In Cina uomo arrestato per aver pubblicato un meme ironico su WeChat

In Cina uomo arrestato per aver pubblicato un meme ironico su WeChat

Un uomo, il signor Lee, è stato arrestato a causa di un meme inviato su WeChat e che la polizia ha ritenuto “offensivo”. Il fatto è accaduto in Cina, con l’uomo che è stato trattenuto per ben nove giorni. Stando ad alcune indiscrezioni diffuse dal quotidiano The Post, il protagonista della vicenda avrebbe contestato, all’interno del gruppo dei suoi amici, le modalità di gestione della pandemia da COVID – 19. Secondo la sua opinione, il governo cinese avrebbe adottato misure di prevenzione e controllo eccessivamente severe. Inoltre, l’uomo avrebbe accompagnato la conversazione su WeChat con la diffusione di una foto, quella di un cane, Doge, che indossa il cappello della polizia e ha in mano un distintivo. Si tratta di una foto molto comune, che circola molto sui social, già prima del diffondersi della pandemia e che viene postata su diverse piattaforme.

A pochi giorni dalla pubblicazione della foto, ha raccontato il quotidiano statale The Post, la polizia di Qingtongxia ha fatto scattare le indagini sulla chat, che già raccoglieva oltre 330 partecipanti, risalendo al mittente del destinatario dell’immagine incriminata. Dopo essere stato identificato, l’uomo è stato convocato dalle forze dell’ordine presso una stazione di polizia, dove ha subito un lungo interrogatorio. Gli agenti che lo hanno incontrato avrebbero riferito che l’uomo avrebbe ammesso di “aver insultato la polizia”. A seguito di questa confessione, è scattato un arresto, durato nove giorni. Una misura così restrittiva ancora non era mai stata messa in atto per la diffusione di un meme comico su una chat privata. I più critici hanno pensato che l’azione della polizia fosse finalizzata a “diffondere il terrore sui social”. Al termine dei nove giorni, l’uomo ha potuto fare rientro a casa.

Dal canto suo, la polizia ha difeso il proprio operato, affermando come l’arresto sia stato necessario “per difendere la dignità e l’integrità degli agenti, che ogni giorno operano per garantire una politica di tolleranza zero sui contagi”. Tuttavia, la popolazione ha reagito a questa azione da parte della polizia, mostrando insofferenza e praticando resistenza pubblica nelle ultime settimane.
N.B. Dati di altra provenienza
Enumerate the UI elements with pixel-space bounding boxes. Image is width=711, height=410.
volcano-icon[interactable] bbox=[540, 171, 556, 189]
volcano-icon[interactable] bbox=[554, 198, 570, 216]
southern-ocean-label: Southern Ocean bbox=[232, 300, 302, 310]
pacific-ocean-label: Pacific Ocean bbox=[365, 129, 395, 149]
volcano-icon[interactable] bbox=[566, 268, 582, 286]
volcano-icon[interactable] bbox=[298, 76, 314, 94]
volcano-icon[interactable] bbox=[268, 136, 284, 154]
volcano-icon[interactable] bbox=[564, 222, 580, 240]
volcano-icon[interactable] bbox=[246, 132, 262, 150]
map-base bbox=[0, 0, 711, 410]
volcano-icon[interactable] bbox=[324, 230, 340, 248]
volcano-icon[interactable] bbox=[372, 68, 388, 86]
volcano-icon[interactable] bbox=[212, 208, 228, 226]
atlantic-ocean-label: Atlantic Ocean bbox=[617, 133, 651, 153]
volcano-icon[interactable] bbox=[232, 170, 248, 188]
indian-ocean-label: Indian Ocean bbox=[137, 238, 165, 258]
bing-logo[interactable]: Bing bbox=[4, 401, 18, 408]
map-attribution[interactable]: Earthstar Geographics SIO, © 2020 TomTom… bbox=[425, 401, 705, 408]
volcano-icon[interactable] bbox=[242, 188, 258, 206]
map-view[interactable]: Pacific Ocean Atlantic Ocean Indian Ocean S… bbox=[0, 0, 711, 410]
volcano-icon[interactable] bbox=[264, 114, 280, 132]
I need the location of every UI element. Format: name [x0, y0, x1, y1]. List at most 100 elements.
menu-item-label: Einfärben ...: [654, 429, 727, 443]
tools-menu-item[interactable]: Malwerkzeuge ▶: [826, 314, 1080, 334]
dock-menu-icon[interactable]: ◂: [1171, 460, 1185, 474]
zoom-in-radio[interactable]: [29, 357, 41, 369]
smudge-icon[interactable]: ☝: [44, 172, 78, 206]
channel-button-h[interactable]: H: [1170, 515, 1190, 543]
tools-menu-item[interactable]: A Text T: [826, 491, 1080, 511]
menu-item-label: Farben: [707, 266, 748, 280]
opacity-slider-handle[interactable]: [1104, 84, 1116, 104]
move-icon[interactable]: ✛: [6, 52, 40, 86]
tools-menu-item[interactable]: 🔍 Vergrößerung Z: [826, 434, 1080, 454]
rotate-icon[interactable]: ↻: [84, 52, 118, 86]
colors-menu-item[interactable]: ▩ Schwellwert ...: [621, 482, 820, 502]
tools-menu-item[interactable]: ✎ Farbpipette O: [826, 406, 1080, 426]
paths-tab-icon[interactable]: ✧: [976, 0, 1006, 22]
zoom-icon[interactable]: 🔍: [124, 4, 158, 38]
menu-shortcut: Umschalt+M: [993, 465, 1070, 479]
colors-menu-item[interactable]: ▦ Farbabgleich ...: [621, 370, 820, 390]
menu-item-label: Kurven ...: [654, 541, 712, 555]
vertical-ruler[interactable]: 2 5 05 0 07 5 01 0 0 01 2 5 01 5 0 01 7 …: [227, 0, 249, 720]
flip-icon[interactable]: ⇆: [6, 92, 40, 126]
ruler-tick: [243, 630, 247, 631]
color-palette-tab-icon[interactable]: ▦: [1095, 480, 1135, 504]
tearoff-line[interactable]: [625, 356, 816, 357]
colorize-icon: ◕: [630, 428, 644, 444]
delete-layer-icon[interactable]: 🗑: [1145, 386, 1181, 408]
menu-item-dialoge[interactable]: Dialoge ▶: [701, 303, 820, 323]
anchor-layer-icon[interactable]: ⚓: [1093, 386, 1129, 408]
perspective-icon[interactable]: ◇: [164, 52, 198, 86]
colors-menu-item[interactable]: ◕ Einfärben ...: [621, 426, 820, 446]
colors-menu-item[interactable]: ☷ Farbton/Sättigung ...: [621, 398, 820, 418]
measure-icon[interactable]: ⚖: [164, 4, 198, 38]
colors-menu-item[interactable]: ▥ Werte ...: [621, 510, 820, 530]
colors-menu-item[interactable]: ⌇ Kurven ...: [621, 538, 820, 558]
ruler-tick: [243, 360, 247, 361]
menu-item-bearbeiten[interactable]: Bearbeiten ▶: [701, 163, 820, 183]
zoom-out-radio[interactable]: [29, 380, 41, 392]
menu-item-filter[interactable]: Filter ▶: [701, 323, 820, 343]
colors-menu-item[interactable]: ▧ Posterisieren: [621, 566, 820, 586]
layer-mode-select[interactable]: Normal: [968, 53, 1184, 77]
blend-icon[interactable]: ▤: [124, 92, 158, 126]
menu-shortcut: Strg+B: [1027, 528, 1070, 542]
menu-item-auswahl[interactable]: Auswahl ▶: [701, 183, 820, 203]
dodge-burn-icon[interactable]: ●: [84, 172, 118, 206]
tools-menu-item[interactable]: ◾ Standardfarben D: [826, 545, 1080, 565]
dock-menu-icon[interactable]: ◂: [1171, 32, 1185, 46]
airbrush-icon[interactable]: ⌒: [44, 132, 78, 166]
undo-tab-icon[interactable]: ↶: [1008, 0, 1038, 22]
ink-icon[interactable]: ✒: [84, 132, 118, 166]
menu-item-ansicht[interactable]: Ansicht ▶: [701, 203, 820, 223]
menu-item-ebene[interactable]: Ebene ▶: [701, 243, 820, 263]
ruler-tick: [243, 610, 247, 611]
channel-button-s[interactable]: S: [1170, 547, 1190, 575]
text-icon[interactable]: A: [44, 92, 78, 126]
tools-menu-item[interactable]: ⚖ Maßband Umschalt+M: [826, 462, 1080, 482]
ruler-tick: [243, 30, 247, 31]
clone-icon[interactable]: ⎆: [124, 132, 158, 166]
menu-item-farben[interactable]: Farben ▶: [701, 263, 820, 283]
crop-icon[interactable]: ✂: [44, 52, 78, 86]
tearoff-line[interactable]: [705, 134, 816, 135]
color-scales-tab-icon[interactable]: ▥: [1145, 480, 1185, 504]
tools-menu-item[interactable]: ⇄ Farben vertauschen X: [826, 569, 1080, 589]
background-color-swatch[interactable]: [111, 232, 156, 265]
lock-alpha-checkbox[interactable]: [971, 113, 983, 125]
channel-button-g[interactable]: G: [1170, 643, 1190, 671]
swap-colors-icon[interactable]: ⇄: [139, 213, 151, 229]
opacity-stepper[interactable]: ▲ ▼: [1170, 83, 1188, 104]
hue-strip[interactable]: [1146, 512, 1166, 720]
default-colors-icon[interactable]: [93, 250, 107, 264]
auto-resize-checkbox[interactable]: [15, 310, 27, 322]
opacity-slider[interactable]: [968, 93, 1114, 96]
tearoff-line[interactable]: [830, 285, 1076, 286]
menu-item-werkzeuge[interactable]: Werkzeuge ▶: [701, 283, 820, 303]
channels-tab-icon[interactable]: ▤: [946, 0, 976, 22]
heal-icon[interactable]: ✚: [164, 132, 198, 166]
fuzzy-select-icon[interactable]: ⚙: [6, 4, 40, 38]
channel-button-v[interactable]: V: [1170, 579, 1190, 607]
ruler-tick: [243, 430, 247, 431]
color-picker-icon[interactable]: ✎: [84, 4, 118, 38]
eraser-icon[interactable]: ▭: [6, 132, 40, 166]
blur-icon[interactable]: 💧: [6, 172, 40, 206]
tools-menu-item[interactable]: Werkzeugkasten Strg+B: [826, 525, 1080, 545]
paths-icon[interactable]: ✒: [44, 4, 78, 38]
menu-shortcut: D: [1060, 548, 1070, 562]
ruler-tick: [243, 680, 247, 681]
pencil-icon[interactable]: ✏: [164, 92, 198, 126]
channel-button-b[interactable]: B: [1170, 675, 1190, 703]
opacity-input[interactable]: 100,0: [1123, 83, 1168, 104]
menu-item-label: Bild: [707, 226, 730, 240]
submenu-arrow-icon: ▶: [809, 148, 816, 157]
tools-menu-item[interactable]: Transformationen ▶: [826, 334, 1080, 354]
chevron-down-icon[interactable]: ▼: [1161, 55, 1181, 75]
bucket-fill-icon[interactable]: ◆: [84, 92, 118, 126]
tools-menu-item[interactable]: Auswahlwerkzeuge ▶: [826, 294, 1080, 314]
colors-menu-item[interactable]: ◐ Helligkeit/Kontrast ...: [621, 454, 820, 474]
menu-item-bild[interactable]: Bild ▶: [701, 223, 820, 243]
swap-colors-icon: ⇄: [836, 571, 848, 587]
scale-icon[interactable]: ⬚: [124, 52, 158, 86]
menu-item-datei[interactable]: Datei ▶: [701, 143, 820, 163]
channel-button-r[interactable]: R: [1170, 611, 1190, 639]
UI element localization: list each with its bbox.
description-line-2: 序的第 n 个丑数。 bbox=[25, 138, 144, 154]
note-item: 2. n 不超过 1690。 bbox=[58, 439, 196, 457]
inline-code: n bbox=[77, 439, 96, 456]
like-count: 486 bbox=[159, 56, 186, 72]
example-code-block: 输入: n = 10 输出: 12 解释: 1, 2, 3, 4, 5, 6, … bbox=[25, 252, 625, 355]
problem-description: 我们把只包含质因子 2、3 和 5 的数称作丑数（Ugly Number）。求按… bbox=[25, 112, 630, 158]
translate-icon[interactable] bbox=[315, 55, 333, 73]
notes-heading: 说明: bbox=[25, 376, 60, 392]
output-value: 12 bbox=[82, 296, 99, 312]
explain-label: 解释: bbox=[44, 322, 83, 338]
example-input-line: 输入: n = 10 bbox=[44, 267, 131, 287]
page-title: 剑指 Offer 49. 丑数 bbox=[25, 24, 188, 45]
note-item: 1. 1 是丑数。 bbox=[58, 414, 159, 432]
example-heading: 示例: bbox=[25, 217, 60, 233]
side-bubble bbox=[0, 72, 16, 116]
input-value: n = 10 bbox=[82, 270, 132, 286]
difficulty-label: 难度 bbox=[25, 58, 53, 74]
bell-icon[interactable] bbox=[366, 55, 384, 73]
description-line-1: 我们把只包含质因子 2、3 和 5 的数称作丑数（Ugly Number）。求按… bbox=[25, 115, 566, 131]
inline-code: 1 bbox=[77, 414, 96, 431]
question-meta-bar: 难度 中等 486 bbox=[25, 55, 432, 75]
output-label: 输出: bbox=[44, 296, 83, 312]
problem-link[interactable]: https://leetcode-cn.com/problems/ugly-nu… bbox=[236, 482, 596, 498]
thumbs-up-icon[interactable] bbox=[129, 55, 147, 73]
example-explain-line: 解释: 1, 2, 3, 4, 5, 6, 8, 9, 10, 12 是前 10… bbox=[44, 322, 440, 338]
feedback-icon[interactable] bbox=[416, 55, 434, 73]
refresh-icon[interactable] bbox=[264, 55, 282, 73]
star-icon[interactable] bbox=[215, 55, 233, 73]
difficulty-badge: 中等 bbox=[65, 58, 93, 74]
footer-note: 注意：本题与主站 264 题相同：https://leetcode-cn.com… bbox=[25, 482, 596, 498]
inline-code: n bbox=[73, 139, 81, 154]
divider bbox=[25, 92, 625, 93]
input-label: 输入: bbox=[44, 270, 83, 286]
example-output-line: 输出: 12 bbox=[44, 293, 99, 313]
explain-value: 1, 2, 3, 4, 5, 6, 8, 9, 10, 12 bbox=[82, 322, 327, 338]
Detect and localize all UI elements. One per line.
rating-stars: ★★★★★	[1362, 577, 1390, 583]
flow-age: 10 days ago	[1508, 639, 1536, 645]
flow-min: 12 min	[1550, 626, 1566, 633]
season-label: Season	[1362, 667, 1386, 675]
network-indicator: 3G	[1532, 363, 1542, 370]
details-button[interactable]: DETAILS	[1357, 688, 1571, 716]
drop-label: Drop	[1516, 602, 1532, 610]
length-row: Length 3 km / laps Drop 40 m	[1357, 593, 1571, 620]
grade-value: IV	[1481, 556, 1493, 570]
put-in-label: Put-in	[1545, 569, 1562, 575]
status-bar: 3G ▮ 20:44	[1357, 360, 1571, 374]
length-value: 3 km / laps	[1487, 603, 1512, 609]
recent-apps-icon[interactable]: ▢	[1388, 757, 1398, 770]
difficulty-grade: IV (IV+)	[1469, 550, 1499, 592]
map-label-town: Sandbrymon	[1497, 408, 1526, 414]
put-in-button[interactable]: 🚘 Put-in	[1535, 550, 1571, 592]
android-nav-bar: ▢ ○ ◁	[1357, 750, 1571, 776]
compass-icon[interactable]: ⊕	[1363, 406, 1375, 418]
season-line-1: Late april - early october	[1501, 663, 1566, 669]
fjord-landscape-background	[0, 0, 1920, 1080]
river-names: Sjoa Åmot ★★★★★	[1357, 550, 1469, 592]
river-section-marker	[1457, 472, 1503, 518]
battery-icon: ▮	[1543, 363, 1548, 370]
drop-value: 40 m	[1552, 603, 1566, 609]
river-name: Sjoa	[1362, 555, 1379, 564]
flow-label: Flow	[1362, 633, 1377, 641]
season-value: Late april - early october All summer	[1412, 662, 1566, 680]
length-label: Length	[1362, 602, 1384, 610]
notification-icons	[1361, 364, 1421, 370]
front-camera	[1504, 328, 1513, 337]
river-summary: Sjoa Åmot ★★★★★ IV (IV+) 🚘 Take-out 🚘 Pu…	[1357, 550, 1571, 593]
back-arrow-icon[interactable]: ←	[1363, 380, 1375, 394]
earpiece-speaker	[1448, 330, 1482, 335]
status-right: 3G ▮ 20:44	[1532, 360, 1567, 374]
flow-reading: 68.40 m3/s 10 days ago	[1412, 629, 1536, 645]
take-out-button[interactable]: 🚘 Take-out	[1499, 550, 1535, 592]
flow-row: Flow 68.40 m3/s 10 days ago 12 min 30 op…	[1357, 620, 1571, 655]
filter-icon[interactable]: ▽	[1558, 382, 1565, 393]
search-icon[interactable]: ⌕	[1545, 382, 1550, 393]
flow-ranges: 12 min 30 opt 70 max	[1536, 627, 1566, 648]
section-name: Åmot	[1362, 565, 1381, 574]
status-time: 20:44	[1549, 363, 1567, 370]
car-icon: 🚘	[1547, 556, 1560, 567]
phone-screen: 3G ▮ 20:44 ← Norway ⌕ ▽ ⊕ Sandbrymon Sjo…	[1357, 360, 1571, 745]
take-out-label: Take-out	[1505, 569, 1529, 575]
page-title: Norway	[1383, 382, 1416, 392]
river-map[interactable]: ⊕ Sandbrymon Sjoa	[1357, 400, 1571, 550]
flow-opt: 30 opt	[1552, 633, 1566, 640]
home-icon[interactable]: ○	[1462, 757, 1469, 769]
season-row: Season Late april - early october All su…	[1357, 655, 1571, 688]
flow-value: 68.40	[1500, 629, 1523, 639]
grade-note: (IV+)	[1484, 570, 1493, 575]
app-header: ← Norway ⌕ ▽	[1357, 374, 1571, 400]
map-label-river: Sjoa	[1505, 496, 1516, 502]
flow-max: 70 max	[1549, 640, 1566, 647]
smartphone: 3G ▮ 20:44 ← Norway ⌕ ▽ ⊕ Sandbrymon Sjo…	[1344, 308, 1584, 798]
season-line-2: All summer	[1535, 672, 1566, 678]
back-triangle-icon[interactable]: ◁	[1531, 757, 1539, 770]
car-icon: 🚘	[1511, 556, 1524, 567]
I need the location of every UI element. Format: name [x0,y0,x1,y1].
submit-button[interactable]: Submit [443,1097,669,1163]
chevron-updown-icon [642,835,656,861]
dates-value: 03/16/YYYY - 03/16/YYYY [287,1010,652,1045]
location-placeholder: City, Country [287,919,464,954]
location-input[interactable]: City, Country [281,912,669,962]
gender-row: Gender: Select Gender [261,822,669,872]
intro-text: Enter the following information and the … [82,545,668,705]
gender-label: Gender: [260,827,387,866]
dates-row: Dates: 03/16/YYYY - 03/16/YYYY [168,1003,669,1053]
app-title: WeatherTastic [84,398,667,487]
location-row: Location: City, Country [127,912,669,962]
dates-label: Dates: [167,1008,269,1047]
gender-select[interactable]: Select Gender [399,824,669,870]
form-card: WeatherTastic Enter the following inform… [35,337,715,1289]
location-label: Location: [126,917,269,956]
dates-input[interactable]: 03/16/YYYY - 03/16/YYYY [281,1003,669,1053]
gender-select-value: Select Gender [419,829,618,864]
Molti utenti hanno protestato contro la sentenza che ha colpito il signor Lee, affermando come la circolazione di una barzelletta online non può essere motivo di detenzione da parte della polizia. Inoltre, ad ottobre, due residenti siano stati arrestati per aver tentato di violare la quarantena, uscendo di soppiatto dal loro quartiere di residenza. Sui social, infine, altre persone hanno iniziato a lamentarsi dei blocchi e delle restrizioni messe in atto per lunghi periodi di tempo, in seguito alla pandemia da COVID – 19.